Warset knows better than to stray too close to the silken tents of shed-stars with their gazes heavy with a religion they know far, far too little of. In their eyes, she knows, they’ll see the truth of it and some (she’s learned the hard way) will seek to drink that magic straight from her heart. And so she rolls past them like a stone, her eyes tucked behind the protective shroud of hair and curled forward wings.
She tries not to feel the gazes that linger on her like knives instead of looks (and she tries not to tremble in both fear and a vicious sort of hate).

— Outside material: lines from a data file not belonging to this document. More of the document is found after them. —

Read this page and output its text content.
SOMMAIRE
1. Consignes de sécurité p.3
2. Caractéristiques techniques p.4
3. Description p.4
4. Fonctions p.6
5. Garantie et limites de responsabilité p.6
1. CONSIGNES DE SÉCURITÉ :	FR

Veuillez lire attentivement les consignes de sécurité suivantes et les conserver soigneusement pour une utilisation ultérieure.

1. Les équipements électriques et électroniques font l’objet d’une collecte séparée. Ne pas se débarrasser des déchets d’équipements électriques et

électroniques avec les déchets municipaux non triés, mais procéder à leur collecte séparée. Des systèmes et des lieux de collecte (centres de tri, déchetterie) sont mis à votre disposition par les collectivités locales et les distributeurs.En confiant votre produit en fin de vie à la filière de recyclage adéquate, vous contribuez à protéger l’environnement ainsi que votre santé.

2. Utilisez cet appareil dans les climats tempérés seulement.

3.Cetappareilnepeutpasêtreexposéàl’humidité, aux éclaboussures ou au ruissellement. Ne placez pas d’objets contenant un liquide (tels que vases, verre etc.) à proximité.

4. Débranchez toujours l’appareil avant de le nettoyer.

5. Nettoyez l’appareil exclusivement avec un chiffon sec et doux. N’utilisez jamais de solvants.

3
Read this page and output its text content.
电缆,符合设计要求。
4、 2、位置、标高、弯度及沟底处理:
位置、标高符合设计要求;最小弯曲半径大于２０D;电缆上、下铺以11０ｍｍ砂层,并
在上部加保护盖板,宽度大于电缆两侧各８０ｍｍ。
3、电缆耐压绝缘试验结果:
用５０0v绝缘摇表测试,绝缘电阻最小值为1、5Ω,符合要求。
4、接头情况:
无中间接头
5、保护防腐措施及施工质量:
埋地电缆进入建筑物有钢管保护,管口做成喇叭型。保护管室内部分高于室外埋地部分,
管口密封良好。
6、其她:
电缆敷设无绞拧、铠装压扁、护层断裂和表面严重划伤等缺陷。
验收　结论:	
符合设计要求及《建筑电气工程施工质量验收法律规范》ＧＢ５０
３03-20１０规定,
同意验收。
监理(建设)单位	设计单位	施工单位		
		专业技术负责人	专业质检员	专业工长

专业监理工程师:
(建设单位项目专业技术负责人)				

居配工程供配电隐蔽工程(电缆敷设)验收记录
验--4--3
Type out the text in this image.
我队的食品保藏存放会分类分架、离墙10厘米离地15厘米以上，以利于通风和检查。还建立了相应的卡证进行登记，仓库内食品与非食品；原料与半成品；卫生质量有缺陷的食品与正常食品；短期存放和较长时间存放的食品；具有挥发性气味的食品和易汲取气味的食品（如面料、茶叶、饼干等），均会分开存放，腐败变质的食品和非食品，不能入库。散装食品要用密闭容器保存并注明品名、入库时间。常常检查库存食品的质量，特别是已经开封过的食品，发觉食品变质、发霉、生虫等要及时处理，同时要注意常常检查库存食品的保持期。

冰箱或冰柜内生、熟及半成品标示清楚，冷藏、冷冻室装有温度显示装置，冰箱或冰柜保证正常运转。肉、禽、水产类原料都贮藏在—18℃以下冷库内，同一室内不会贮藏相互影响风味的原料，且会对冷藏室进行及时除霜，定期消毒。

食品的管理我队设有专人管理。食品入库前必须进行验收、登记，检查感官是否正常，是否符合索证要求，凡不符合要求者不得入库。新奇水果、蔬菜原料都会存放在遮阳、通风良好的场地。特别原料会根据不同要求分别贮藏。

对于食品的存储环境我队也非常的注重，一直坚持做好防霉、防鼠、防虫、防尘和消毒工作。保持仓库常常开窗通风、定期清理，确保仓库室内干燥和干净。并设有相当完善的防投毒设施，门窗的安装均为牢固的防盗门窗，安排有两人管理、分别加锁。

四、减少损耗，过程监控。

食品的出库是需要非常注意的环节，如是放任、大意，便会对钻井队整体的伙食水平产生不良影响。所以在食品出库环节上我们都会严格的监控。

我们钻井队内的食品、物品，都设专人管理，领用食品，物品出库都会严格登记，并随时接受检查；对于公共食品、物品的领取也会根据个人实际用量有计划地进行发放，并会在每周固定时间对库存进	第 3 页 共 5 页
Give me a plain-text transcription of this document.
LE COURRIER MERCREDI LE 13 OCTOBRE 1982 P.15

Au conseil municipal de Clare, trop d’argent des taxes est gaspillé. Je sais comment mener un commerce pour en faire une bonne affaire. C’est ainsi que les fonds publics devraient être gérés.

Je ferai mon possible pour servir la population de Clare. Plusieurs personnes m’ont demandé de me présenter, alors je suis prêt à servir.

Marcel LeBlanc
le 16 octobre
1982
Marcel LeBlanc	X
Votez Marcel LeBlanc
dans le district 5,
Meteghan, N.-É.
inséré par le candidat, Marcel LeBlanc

Onward she rolls, head tucked low, until the meadow opens up into the song and the joyous laughter of children painting themselves in a mess of colors. Warset tries to see the stories in their art, she tries to turn color and shape into something more like a mockery of star song. All she can see is the brittle chaos of mortality and the joy of a thing she does not know how to be.
But she wants to learn, desperately so.
Her eyes unfold from the darkness of lock and wing. They shine far from the vicious gazes of stars shed instead of lost. Each of her steps is less hesitant than the last as she walks towards the music and colors caught in buckets instead of rainbows. And when she pauses before the stallion singing a ballad her head tilts like a leopard at a hare snarling instead of rearing.
Teach me, every inch of her lost heart cries in between the silence of sonnets.
Her hoof dips into a bucket of blood-red paint (of course she’s chosen the color of mortal blood). And when she draws lines of red across the grass she does not understand the strange look the children give her as she stumbles through this mockery of living, and healing, and looking up to see sun instead of cave-wall and winter frost.
Warset does not join the stallion in song even when her brittle and broken heart laments against the silence in her soul.